The first limitations of this study were that we mainly examined patients with severe COVID-19 who had been referred to the ED by a GP and that our hospital is located in a region that had a very high incidence of COVID-19. Hence, this study may have been subjected to selection bias, and our observations may therefore not apply to milder cases of COVID-19. In addition, the numbers of patients and events in this study were small, and the observational and single-centre design may have contributed to unobserved confounding bias.

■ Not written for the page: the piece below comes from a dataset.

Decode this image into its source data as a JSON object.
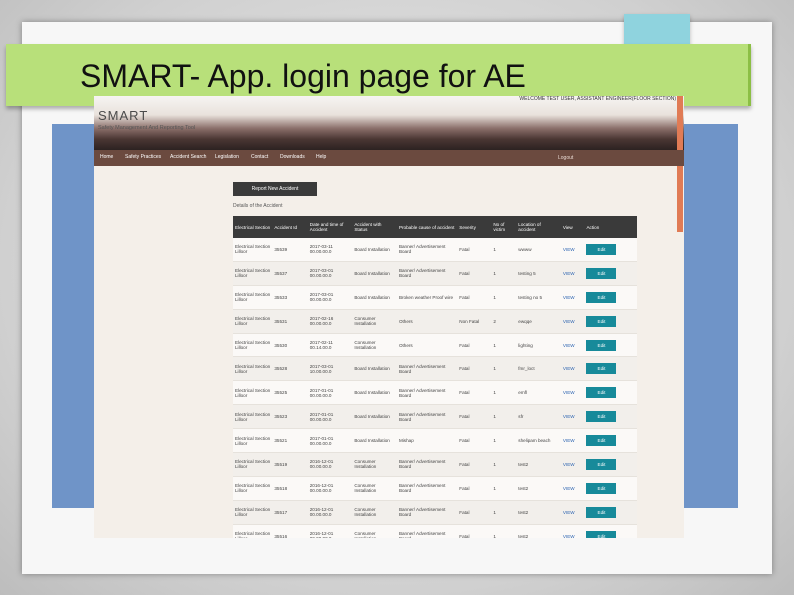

A major limitation was the lack of additional diagnostic testing to assess thrombo-embolic events. At the time of data collection, research on these complications was lacking, and we did not routinely perform additional tests to rule out thrombo-embolic events as the cause of chest pain in our population. This could be a source of bias, as chest pain and syncope are symptoms of pulmonary embolism, which could have offered a sound explanation.